Stołeczny walec nabiera tempa - zapowiedź meczu AZS Politechnika Warszawska - SKK Siedlce

Zdjęcie okładkowe artykułu:
zdjęcie autora artykułu

Politechnika Warszawska znów zaczyna się rozpędzać. Drużyna z Marymonckiej wygrała trzy ostatnie ligowe starcia, a w środę we własnej hali stawi czoła siedleckiemu SKK.

W tym artykule dowiesz się o:

Zespół Tomasza Araszkiewicza - wzmocniony zimą przez Macieja Ustrabowskiego i Dawida Bręka - rundę rewanżową rozpoczął od niespodziewanej porażki w starciu z Górnikiem Wałbrzych. Siedlczanie ulegli niżej notowanym przeciwnikom na własnym parkiecie, słabo rzucali za trzy, mieli aż 20 strat. Po 16 seriach spotkań SKK okupuje ligowy środek, zdecydowanie bliżej jest mu jednak do zamykającego tabelę GKS-u Tychy, aniżeli liderującej Politechniki.

Zespół Mladena Starcevicia ma już za sobą w tym roku dwa oficjalne mecze. Najpierw zespół z Marymonckiej, po grze mocno przeciętnej, wygrał zaległy mecz z GKS-em, a następnie rozbił w proch i był lubelski Olimp. Z wysokiego C wiosenne zmagania rozpoczęli Mateusz Ponitka i Piotr Pamuła, a dużo pozytywnej energii pod kosz wniósł pozyskany zimą z Polonii 2011 Kamil Pietras, który doskonale uzupełnia się z doświadczonym Leszkiem Karwowskim.

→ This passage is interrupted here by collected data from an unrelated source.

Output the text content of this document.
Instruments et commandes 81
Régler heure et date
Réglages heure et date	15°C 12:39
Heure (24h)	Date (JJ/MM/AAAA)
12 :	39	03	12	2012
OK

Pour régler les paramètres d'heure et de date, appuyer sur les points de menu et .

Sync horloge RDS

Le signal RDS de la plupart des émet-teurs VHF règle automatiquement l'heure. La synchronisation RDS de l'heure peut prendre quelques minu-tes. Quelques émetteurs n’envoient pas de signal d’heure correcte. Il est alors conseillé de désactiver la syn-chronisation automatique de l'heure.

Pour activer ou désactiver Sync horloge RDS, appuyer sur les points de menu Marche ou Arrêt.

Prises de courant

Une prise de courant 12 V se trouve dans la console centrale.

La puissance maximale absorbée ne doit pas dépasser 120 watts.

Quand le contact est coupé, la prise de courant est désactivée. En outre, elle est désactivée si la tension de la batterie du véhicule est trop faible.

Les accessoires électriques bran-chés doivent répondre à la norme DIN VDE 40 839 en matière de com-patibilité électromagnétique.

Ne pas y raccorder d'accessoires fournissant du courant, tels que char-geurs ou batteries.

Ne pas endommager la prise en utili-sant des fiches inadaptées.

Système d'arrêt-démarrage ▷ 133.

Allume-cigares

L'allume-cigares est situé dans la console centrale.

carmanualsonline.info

Pierwszą rundę Politechnika rozpoczęła od... 10 kolejnych zwycięstw, teraz warszawski walec znów powoli zaczyna się rozpędzać. Pierwszoligowej tabeli Inżynierowie przewodzą zdecydowanie, mają na swoim koncie dwa zwycięstwa więcej aniżeli Sokół Łańcut i Rosa Radom. W ciągu 16 kolejek zdobyli zdecydowanie najwięcej punktów (1268), w statystykach przodują także, jeśli mowa o skuteczności rzutów za dwa, z kolei więcej zbiórek od Politechniki mają na swoim koncie tylko zawodnicy z... Siedlec.

Jesienią drużyna Starcevicia ograła SKK bez większych kłopotów (67:50), a na dobry wynik złożyła się przede wszystkim niezła postawa Pamuły, Michała Nowakowskiego i Łukasza Wilczka. Buchająca z siedleckich piersi chęć oporu wobec siły lidera jest sprawą oczywistą, zwycięstwo gości będzie jednak sensacją. A już w sobotę gracze Araszkiewicza zagrają u siebie z Rosą - muszą więc uważać, by za kilka dni nie obudzić się w ogonie ligowej tabeli.

Środowe spotkanie w hali przy Marymonckiej rozpocznie się o godzinie 17:00.